Significant damage to both central and peripheral nervous systems resulting from COVID-19 is now widely established. Consistent features include impairments of both the level and content of consciousness, loss of sense of taste and smell, visionary loss, motor incoordination and seizures. The neuroinvasive properties of SARSCoV-2 may contribute to the acute respiratory failure characteristic of COVID-19 and modifications of mitochondrial function, proteolysis and lipid metabolism characteristic of neurodegenerative diseases have been shown to occur. Basic research in molecular virology has identified mechanisms whereby members of the adamantine family of agents such as amantadine and memantine have significant antiviral properties with the capacity to impair replication of the virus. In addition, their well-established neurobiological mechanisms such as NMDA receptor antagonist actions are effective for the treatment of motor dysfunction and disorders of consciousness associated with a range of conditions including PD, traumatic brain injury as well as in human coronaviral infections.
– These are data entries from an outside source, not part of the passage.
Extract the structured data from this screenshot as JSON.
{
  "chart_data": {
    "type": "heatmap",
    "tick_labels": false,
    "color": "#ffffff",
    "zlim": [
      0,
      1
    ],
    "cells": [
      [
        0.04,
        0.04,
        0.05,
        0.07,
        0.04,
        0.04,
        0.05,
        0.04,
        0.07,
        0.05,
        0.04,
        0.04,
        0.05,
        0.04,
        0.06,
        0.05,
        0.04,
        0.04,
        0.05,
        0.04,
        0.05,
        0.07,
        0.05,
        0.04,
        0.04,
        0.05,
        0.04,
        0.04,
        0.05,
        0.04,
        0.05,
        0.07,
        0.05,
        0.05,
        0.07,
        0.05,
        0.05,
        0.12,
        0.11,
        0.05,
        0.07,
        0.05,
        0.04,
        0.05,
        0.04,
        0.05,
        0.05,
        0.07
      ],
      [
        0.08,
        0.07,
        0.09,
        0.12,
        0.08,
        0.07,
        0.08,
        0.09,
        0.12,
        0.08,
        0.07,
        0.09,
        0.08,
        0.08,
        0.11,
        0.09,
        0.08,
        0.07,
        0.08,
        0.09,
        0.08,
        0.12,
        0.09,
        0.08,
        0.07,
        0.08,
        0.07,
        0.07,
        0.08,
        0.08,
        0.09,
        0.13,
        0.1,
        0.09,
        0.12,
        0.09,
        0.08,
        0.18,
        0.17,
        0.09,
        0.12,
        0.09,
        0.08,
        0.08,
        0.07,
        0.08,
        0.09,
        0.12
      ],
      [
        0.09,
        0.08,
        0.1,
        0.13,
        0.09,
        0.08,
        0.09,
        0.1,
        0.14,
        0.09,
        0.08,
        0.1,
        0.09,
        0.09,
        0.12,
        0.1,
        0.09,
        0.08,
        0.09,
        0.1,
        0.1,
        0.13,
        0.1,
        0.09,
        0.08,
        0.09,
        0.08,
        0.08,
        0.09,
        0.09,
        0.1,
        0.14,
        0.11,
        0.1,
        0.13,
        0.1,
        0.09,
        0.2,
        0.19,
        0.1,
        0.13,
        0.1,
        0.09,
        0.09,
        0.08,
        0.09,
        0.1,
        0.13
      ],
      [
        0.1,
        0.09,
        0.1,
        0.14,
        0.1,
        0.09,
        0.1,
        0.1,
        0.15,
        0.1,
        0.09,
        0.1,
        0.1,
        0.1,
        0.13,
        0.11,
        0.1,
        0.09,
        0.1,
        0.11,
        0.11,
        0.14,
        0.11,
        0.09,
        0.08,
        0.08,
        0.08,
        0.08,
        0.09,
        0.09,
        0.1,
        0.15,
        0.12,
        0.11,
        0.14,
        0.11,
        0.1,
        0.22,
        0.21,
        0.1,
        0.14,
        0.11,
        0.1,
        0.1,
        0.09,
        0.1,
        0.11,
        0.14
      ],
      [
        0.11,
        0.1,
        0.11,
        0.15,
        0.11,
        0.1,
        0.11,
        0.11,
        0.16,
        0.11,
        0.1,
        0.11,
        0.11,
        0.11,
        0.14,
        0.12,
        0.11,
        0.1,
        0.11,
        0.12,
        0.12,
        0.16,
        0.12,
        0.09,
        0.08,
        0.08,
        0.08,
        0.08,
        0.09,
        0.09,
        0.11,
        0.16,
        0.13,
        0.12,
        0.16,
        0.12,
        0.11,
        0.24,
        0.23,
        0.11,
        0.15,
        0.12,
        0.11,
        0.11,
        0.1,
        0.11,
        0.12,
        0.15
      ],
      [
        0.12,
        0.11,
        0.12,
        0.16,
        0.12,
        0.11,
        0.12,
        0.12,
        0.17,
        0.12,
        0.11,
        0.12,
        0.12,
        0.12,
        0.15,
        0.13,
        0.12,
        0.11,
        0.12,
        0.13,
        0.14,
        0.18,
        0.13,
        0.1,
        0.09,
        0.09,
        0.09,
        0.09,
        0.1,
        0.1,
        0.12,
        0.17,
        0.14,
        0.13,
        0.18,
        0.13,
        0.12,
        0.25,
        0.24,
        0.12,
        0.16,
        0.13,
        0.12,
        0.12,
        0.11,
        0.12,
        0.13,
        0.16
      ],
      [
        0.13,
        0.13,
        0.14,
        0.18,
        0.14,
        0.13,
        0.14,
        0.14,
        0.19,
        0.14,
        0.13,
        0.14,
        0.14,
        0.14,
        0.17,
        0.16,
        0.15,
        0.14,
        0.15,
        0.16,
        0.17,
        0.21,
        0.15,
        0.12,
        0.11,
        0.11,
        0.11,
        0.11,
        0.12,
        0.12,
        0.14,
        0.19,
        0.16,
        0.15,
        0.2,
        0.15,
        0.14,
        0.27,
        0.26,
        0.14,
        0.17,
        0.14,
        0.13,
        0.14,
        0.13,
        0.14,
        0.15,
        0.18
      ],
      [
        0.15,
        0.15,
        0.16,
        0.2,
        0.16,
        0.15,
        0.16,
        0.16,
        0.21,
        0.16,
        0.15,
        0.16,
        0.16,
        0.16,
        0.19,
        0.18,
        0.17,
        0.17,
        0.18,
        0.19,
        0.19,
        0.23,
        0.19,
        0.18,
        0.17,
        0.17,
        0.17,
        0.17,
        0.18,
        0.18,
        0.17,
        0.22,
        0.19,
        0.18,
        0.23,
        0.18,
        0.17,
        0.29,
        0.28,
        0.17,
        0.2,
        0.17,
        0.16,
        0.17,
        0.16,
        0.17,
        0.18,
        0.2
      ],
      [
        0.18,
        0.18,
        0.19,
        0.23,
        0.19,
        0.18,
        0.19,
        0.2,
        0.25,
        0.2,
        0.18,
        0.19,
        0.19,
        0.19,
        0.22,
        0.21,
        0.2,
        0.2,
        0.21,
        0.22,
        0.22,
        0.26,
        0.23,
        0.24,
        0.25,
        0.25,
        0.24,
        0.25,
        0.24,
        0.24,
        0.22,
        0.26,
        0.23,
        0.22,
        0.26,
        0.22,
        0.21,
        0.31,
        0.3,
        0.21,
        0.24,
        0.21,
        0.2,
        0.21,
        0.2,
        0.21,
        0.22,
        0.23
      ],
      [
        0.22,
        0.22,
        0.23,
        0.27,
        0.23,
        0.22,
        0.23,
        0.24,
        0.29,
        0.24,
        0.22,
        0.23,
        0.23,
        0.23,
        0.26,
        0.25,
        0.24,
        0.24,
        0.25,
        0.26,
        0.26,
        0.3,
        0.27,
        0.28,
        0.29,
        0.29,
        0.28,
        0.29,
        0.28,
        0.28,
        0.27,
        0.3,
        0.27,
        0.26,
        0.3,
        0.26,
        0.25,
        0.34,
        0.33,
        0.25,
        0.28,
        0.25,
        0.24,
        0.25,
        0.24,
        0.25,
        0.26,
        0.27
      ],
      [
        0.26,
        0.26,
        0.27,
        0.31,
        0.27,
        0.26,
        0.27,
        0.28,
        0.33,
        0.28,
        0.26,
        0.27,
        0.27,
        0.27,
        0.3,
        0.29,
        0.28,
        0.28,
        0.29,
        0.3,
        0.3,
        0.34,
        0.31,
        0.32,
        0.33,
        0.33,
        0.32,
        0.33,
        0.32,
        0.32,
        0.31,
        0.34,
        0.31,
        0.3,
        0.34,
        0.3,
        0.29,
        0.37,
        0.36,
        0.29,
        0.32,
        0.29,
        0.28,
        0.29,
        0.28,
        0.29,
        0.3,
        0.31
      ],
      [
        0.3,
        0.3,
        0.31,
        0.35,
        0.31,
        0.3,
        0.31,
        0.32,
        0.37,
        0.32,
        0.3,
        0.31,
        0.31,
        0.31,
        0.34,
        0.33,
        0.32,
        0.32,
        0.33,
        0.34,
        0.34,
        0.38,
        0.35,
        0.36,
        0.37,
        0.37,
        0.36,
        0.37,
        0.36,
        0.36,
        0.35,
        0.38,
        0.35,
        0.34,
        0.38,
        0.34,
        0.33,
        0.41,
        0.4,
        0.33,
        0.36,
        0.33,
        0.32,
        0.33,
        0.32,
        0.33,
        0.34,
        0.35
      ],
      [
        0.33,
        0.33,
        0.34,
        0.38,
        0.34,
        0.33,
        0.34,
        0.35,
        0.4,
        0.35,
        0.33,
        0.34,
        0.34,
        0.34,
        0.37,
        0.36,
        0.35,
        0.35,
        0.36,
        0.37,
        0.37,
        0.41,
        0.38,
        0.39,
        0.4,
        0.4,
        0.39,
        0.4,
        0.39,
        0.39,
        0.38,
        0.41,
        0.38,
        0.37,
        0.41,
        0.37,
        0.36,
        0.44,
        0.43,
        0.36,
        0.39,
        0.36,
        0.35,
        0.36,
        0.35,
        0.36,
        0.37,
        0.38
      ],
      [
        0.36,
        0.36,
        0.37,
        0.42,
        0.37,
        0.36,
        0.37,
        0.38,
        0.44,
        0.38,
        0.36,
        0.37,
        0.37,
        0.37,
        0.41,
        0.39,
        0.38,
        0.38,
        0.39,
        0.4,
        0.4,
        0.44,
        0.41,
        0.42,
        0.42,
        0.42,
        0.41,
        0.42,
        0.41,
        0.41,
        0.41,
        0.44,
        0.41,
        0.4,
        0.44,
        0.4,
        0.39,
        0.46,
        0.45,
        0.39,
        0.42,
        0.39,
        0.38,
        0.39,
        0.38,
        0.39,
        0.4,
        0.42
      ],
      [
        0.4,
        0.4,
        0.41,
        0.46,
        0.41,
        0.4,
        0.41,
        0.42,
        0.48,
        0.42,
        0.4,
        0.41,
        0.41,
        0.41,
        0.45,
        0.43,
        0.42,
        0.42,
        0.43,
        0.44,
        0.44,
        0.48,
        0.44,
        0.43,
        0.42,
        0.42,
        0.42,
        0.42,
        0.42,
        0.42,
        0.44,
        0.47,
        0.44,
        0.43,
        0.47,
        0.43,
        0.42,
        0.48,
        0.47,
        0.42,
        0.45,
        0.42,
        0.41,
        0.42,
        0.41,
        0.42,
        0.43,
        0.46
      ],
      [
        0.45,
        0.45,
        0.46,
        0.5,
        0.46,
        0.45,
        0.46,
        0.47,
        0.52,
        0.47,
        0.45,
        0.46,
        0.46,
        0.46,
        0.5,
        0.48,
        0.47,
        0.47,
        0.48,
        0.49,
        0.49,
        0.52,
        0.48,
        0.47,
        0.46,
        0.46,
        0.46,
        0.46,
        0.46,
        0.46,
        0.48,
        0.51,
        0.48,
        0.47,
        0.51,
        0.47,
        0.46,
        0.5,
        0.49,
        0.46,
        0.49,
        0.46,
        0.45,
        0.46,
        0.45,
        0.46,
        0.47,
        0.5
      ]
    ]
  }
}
Clinical studies so far consist principally of Case Reports and results are generally supportive of beneficial actions of adamantanes for the prevention of COVID-19 in exposed individuals. In the case of amantadine, benefit has been ascribed to its effects on viral release into the host cell involving the E channel of the virus or, alternatively/additionally to down-regulation and inhibition of the host cell protease Cathepsin L and disruption of lysosomal pathways. Memantine, on the other hand, has been shown to prevent neuronal cell loss while concomitantly impairing viral replication in a dose-dependent manner. Adequately-powered and appropriatelycontrolled clinical trials for the assessment of the efficacy and safety of these and other adamantanes identified in the present document for the prevention and treatment of COVID-19 are now indicated.

Acknowledgement

Research from the author’s Unit including costs of publication of original articles and reviews was funded over the last two decades by The Canadian Institutes of Health Research (CIHR) and The Canadian Association for Study of The Liver (CASL).